Lire le même passage dans plusieurs traductions fidèles clarifie souvent ce qui se passe. La Louis Segond comme texte de référence est solide. La Bible Amplifiée peut montrer l'étendue du sens. Les textes en langues originales peuvent être consultés quand nécessaire. La comparaison de traductions est particulièrement précieuse sur les passages disputés — si toutes les traductions fidèles s'accordent, le sens est probablement clair ; si elles divergent, le texte sous-jacent ou le choix de traduction mérite examen.

Évaluer les enseignants et les enseignements

Bien-aimés, n'ajoutez pas foi à tout esprit ; mais éprouvez les esprits, pour savoir s'ils sont de Dieu, car plusieurs faux prophètes se sont répandus dans le monde.

— 1 Jean 4:1 (LSG)

Mais examinez toutes choses ; retenez ce qui est bon. Abstenez-vous de toute espèce de mal.

— 1 Thessaloniciens 5:21–22 (LSG)

Mais, quand nous-mêmes, quand un ange du ciel annoncerait un autre évangile que celui que nous vous avons prêché, qu'il soit anathème !

— Galates 1:8 (LSG)

Ce ne sont pas des commandements facultatifs pour des croyants prudents. Ce sont des exigences permanentes pour tout disciple. Nous devons évaluer. Nous devons juger. Nous devons refuser ce qui ne passe pas l'épreuve, peu importe sa source — même un ange, même Paul lui-même s'il avait abandonné l'évangile qu'il avait prêché.

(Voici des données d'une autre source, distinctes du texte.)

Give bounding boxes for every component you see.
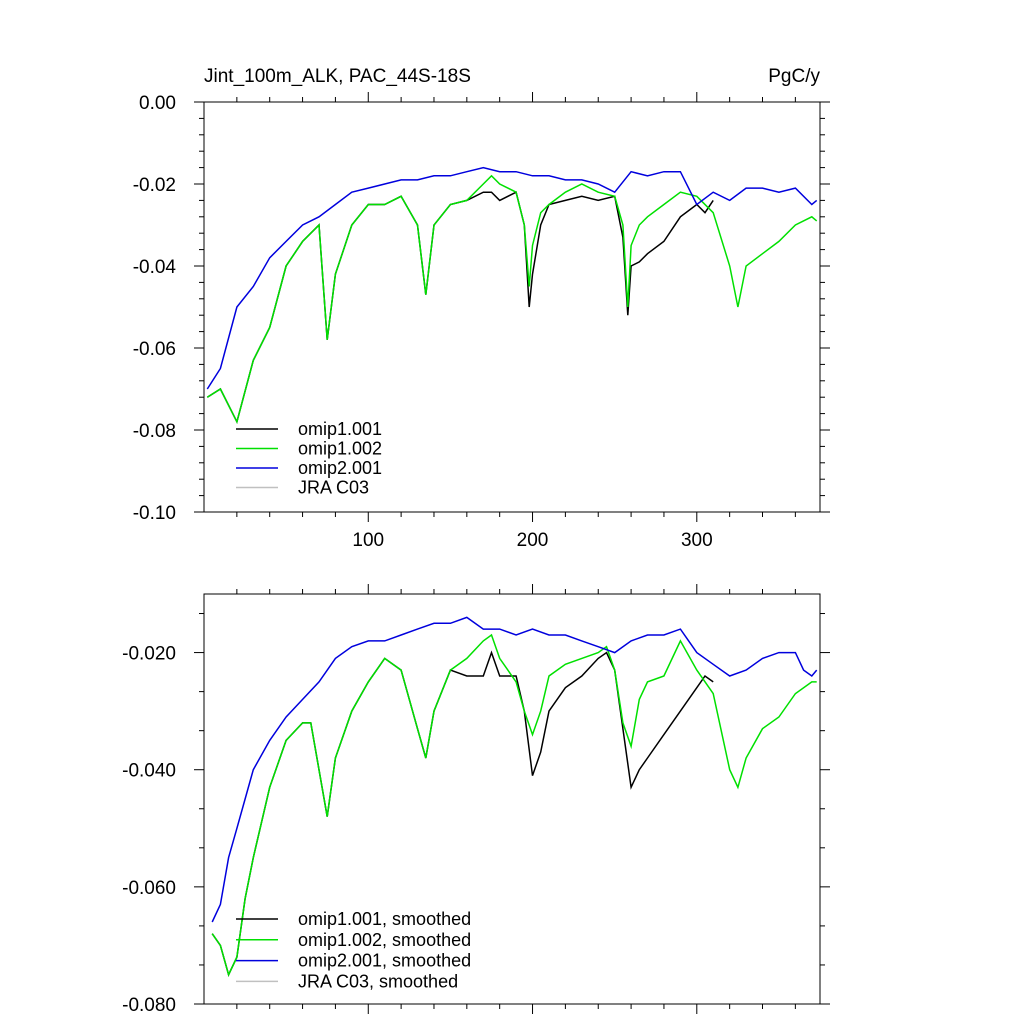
bottom-series-line-1 xyxy=(211,633,817,977)
bottom-axes: -0.020 -0.040 -0.060 -0.080 xyxy=(122,584,830,1016)
top-y-tick-label: -0.06 xyxy=(133,339,176,360)
top-x-tick-label: 300 xyxy=(681,530,713,551)
top-y-tick-label: -0.10 xyxy=(133,503,176,524)
bottom-chart-panel: -0.020 -0.040 -0.060 -0.080 omip1.001, smoo… xyxy=(122,584,830,1016)
top-legend-label-0: omip1.001 xyxy=(298,419,382,439)
top-series-line-2 xyxy=(206,166,818,390)
bottom-series-line-2 xyxy=(211,616,818,923)
bottom-legend-label-3: JRA C03, smoothed xyxy=(298,971,458,991)
bottom-plot-area xyxy=(211,616,818,977)
top-legend-label-3: JRA C03 xyxy=(298,478,369,498)
top-x-tick-label: 200 xyxy=(517,530,549,551)
top-y-tick-label: 0.00 xyxy=(139,93,176,114)
bottom-legend-label-2: omip2.001, smoothed xyxy=(298,951,471,971)
top-y-tick-label: -0.02 xyxy=(133,175,176,196)
top-x-tick-label: 100 xyxy=(352,530,384,551)
top-plot-area xyxy=(206,166,818,424)
top-plot-frame xyxy=(203,101,821,513)
bottom-legend-label-1: omip1.002, smoothed xyxy=(298,930,471,950)
top-chart-units: PgC/y xyxy=(768,66,820,87)
bottom-y-tick-label: -0.060 xyxy=(122,878,176,899)
top-y-tick-label: -0.04 xyxy=(133,257,177,278)
top-chart-title: Jint_100m_ALK, PAC_44S-18S xyxy=(204,66,471,87)
top-series-line-1 xyxy=(206,174,818,424)
bottom-y-tick-label: -0.020 xyxy=(122,644,176,665)
top-y-tick-label: -0.08 xyxy=(133,421,176,442)
bottom-plot-frame xyxy=(203,593,821,1005)
top-chart-panel: Jint_100m_ALK, PAC_44S-18S PgC/y 100 200 3… xyxy=(133,66,830,551)
top-legend-label-1: omip1.002 xyxy=(298,439,382,459)
bottom-legend-label-0: omip1.001, smoothed xyxy=(298,909,471,929)
top-axes: 100 200 300 0.00 -0.02 -0.04 -0.06 -0.08 -0.10 xyxy=(133,92,830,551)
bottom-y-tick-label: -0.080 xyxy=(122,995,176,1016)
top-series-line-0 xyxy=(206,191,714,424)
bottom-y-tick-label: -0.040 xyxy=(122,761,176,782)
top-legend-label-2: omip2.001 xyxy=(298,458,382,478)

Marques d'un enseignement sain

L'Écriture nous donne des marques identifiables d'un enseignement qui mérite d'être accueilli.

L'enseignement sain exalte Christ. Il attire l'attention sur Lui, non sur l'enseignant. Il honore sa personne, son œuvre, sa suffisance.

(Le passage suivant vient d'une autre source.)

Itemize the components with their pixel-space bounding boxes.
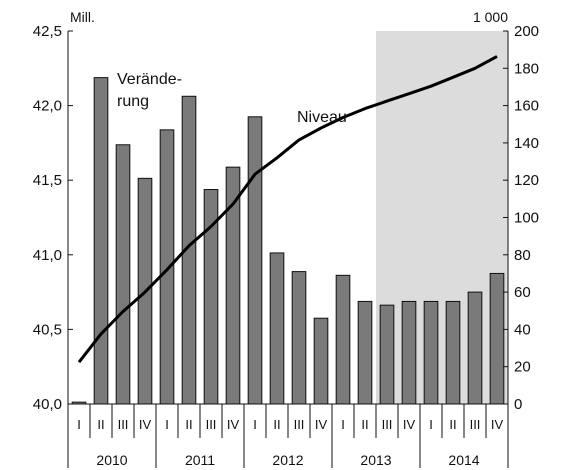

L'enseignement sain tient la ligne sur l'Écriture. Il traite la Bible comme autorité finale. Il ne subordonne pas l'Écriture à l'expérience, à la tradition, à l'opinion contemporaine ou à la révélation personnelle.

L'enseignement sain produit des fruits de piété chez l'enseignant et chez les auditeurs. ==QUOTE==Vous les reconnaîtrez à leurs fruits.|Matthieu 7:16 (LSG) La saine doctrine produit la sainteté, l'amour, l'intégrité, la fidélité. Là où la doctrine produit constamment le contraire, quelque chose ne va pas.

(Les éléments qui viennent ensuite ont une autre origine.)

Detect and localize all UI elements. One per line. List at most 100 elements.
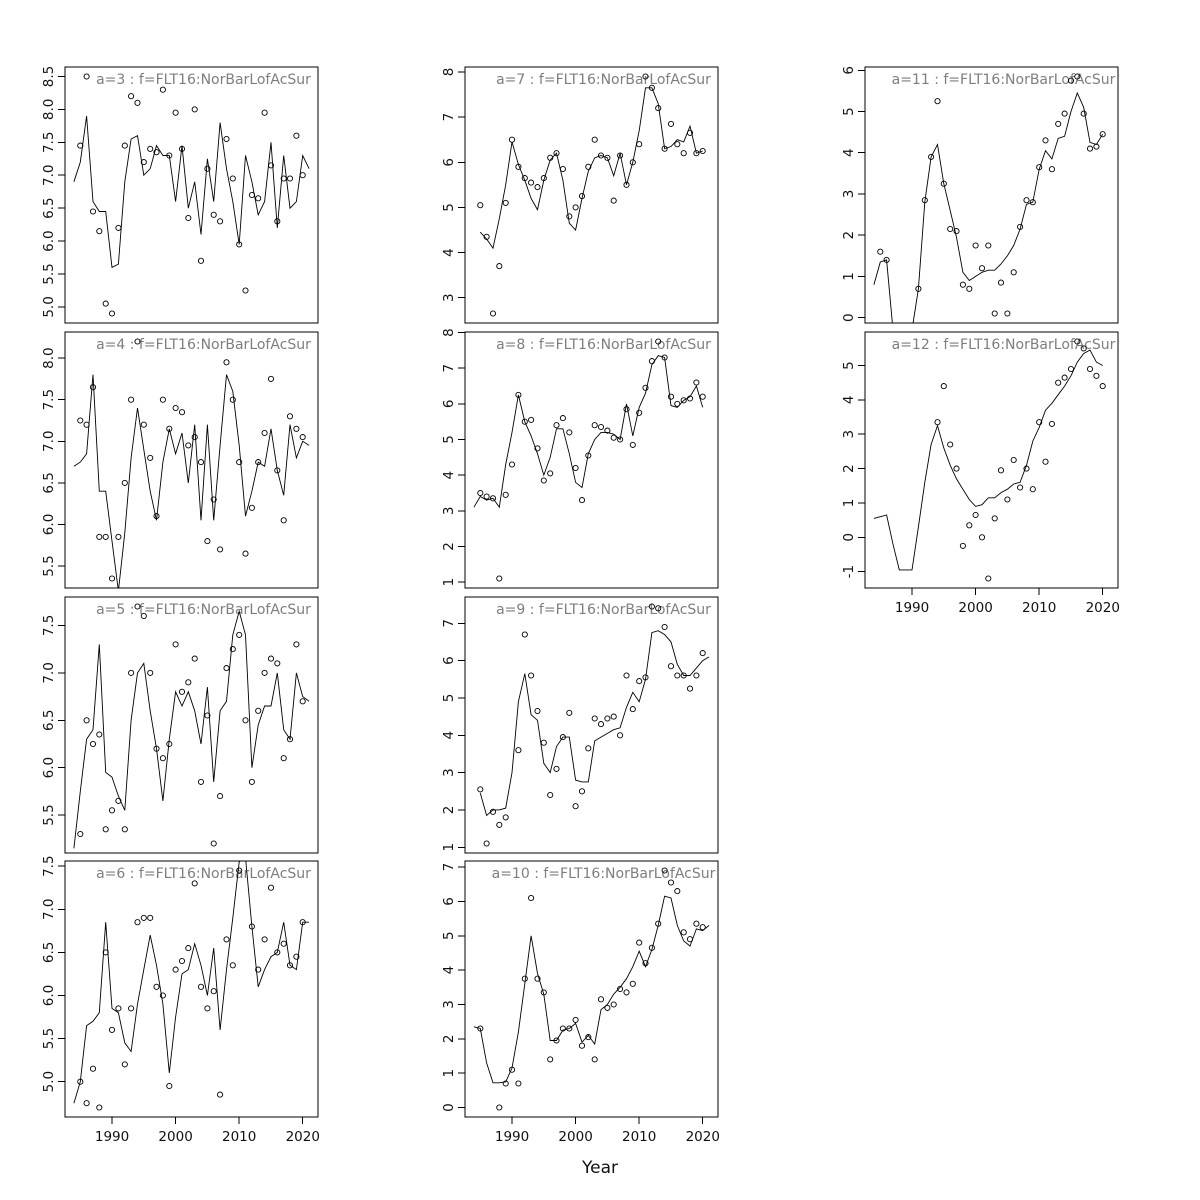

L'enseignement sain s'aligne sur la foi apostolique historique. La foi qui a été transmise aux saints une fois pour toutes (Jude 3, LSG) n'est pas nouvelle à chaque génération. Il y a des convictions fondamentales que l'Église a toujours tenues — la Trinité, la divinité de Christ, la résurrection corporelle, le salut par la grâce par la foi, l'autorité de l'Écriture. L'enseignement qui rompt avec cette foi historique sur les points essentiels doit être rejeté.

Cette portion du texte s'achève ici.